- Uniform legal framework for crypto-assets in the EU
- Consumer protection and safeguards against market manipulation and financial crime
- Significant crypto-assets service providers (CASPs) to disclose their energy consumption
The new rules will introduce provisions on supervision, consumer protection and environmental safeguards for crypto-assets, including cryptocurrencies.
On Thursday evening, the Economic and Monetary Affairs Committee negotiators struck a provisional political agreement with the Council on new rules on crypto-assets (MiCA).
Key provisions agreed by negotiators for those issuing and trading crypto-assets (including asset-reference tokens and e-money tokens) cover transparency, disclosure, authorisation and supervision of transactions. Consumers would be better informed about risks, costs and charges. In addition, the new legal framework will support market integrity and financial stability by regulating public offers of crypto-assets. Finally, the agreed text includes measures against market manipulation and preventing money laundering, terrorist financing and other criminal activities.
Scope and anti-money laundering provisions
Negotiators decided that MiCA will cover crypto-assets that are not regulated by the existing financial services legislation. ESMA will be tasked with providing guidelines in this respect.

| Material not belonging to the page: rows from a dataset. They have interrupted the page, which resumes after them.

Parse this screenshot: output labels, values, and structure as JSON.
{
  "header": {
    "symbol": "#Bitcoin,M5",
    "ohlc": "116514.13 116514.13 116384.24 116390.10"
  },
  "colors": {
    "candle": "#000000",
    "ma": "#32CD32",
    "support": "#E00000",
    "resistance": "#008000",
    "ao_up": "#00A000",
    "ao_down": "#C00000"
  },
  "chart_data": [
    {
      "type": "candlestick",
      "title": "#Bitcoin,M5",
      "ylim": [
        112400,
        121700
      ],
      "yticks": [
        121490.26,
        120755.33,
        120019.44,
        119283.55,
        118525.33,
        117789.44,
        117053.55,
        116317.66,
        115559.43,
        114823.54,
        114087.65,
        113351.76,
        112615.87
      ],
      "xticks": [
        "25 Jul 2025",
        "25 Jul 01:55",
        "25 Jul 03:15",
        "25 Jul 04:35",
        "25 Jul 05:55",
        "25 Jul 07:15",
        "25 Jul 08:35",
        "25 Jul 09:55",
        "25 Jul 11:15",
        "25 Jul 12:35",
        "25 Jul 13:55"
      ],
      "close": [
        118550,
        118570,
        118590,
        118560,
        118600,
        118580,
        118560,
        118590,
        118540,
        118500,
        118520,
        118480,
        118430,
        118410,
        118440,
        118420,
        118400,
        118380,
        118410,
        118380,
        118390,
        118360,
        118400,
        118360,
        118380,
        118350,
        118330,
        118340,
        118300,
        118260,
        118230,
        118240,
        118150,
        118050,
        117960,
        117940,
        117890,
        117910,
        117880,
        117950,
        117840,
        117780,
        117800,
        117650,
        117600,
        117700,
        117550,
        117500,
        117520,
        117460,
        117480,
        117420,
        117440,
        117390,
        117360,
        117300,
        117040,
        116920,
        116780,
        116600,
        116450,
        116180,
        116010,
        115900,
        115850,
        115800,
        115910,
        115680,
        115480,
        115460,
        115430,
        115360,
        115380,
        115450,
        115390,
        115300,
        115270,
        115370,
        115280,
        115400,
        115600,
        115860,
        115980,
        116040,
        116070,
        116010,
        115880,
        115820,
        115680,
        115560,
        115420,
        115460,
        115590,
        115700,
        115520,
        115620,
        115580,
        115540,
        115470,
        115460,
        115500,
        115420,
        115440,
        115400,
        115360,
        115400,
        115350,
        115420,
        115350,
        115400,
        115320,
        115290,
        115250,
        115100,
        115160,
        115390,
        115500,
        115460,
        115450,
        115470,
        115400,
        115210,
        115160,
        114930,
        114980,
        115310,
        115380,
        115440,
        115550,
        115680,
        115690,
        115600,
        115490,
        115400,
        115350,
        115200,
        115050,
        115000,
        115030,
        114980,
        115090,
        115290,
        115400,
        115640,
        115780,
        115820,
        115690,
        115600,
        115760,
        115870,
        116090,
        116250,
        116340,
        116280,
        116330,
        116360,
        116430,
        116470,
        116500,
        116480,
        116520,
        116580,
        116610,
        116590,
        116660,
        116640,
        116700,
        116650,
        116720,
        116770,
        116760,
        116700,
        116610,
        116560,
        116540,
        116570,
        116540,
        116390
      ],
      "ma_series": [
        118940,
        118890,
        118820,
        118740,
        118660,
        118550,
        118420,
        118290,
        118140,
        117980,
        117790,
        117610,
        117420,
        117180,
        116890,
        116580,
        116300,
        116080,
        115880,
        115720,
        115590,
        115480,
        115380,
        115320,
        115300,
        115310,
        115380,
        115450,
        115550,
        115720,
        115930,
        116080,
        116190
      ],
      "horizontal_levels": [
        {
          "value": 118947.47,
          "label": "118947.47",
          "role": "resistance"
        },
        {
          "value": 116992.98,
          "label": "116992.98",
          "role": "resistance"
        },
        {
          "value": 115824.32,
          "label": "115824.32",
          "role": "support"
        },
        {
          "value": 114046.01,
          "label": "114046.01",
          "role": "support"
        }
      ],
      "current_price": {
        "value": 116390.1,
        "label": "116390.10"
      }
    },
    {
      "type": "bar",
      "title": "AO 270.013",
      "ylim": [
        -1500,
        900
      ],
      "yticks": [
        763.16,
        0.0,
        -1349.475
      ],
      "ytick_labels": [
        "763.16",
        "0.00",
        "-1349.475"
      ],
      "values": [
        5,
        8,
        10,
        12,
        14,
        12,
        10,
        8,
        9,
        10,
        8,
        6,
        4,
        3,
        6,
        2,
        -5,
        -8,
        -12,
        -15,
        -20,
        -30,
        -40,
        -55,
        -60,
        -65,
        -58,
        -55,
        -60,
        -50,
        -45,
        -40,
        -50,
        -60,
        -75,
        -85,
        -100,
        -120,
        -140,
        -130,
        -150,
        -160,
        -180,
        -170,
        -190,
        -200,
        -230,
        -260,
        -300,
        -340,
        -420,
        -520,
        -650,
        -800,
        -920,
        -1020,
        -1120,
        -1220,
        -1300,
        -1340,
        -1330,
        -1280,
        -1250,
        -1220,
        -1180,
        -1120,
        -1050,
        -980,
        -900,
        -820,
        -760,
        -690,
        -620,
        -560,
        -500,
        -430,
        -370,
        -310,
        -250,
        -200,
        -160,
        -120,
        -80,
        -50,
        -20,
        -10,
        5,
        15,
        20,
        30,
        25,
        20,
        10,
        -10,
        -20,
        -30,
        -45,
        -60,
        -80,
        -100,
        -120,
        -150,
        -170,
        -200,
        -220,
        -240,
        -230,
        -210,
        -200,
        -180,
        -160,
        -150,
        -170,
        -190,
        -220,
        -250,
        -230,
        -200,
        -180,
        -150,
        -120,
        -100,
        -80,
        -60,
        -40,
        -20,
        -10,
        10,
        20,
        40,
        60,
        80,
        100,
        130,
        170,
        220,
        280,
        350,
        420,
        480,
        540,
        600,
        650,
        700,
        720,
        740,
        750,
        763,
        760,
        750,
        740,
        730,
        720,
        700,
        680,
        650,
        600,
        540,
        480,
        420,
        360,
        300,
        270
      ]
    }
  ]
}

To counter money-laundering risks the European Securities and Markets Authority (ESMA) should set up a public register for non-compliant CASPs that provide services in the European Union without authorization.
Non-Fungible Tokens (NFT) are unique and unlike cryptocurrencies they are not traded or exchanged at equivalency. All sorts of NFTs offered to the public at a fixed price, such as cinema tickets, digital collectibles from clothing brands or in-game items in computer games will be exempt from the scope of MiCA. However, dependant of their development the rules envisage a re-classification of NFTs either as a financial instrument or as a crypto asset subject to MiCA.
To reduce the high carbon footprint of crypto-currencies, particularly of the mechanisms used to validate transactions, significant CASPs will have to disclose their energy consumption. ESMA should prepare regulatory technical standards on these obligations to provide the market with clear guidance on how such disclosures should be carried out. CASPs should make publicly available, in a prominent place on their website, information on their environmental and climate impact and forward this information to their national competent authority, which will inform ESMA.
Stefan Berger (EPP, DE), the lead MEP, said: "MiCA is a European success. We are the first continent to have a crypto-asset regulation. In the Wild West of the crypto-world, MiCA will be a global standard setter. MiCA will ensure a harmonised market, provide legal certainty for crypto-asset issuers, guarantee a level playing field for service providers and ensure high standards for costumer protection. Tokenisation will be as ground breaking for the financial world as the introduction of the joint market was in the 17th century. With the MiCA regulation, reliable authorisation and supervisory structures for new tokens are now being created for the first time."
The provisional political agreement reached by the EP negotiating team will now have to be approved first by the Economic and Monetary Affairs Committee, followed by a plenary vote. The Council also has to approve the deal, before it can come into force.